Keep your landscaping and lawn well-manicured 24/7. Your driveway, exterior porches, windows and exterior walls must be clean. Unless you’re willing to discount a home’s price well below market value, prospective homebuyers generally won’t want to buy a house that doesn’t appear well-kept or needs a lot of work.

4. Keeping too much clutter.
Before your home goes on the market, use staging techniques to make it as attractive as possible. This might include refreshing worn out entrance mats, wilted house plants and outdated furnishings. You might rearrange or remove furniture to make spaces feel more open and inviting.

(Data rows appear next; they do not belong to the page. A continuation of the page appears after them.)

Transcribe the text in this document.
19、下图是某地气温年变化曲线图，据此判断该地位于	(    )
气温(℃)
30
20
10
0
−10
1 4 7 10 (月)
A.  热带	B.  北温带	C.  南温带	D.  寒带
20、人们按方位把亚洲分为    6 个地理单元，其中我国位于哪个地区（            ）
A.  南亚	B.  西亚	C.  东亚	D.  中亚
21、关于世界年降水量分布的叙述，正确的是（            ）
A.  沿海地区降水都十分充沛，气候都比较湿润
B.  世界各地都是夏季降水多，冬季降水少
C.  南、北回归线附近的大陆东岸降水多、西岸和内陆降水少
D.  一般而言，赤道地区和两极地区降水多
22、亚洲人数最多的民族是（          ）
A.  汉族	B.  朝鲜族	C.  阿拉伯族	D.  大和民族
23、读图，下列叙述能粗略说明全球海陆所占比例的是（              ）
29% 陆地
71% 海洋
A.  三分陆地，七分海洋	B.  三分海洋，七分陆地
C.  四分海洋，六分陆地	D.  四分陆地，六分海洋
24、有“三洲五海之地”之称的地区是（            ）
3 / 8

Try to create a soothing space that allows buyers to visualize their own lifestyle in the home, not yours. Minimize clutter, such as family photos, quirky art and collectibles in every room and on every surface so it doesn’t distract or turn off potential buyers. Clean up, simplify, and depersonalize your home as if it were a model home, because that’s what it needs to be while it’s on the market.

5. Not cleaning up storage areas.
Storage space is a sought-after feature, so expect buyers to look in your closets, storage rooms and garages. If they’re jam-packed with boxes and clutter, these areas will look less appealing and smaller than they really are.

Tidy up and get rid of unwanted items by donating them, having a yard sale, trashing them or using an off-site storage unit.

6. Using bad photos.
Most homebuyers start looking for a property online or in local home magazines — so the images of your home make a powerful first impression. Make sure they accentuate your home’s best features, amenities and selling points.

Consider hiring a home stager or decorator to help you make your home look its best for pictures and showings. After you’ve made necessary upgrades, improved curb appeal and depersonalized the interior spaces, it’s time to use a professional photographer to take high-quality photos in the best light.

7. Pricing too high.
Putting a competitive listing price on your home is one of the most important tips to sell it in a reasonable amount of time. While you might be tempted to start high to see what happens, overpricing can be a bad strategy.

Lean on your real estate professional or hire a licensed appraiser to help you set the best price. After a home sits on the market for an extended period, it gets stale and may not get the attention it deserves.

8. Sticking around during showings.
As inconvenient as it can be to leave your home every time a buyer wants to see it, don’t linger during showings and open houses. Buyers may feel awkward or intrusive and may rush through.

Give your potential buyers plenty of space to tour at their own pace and imagine living in your home and neighborhood.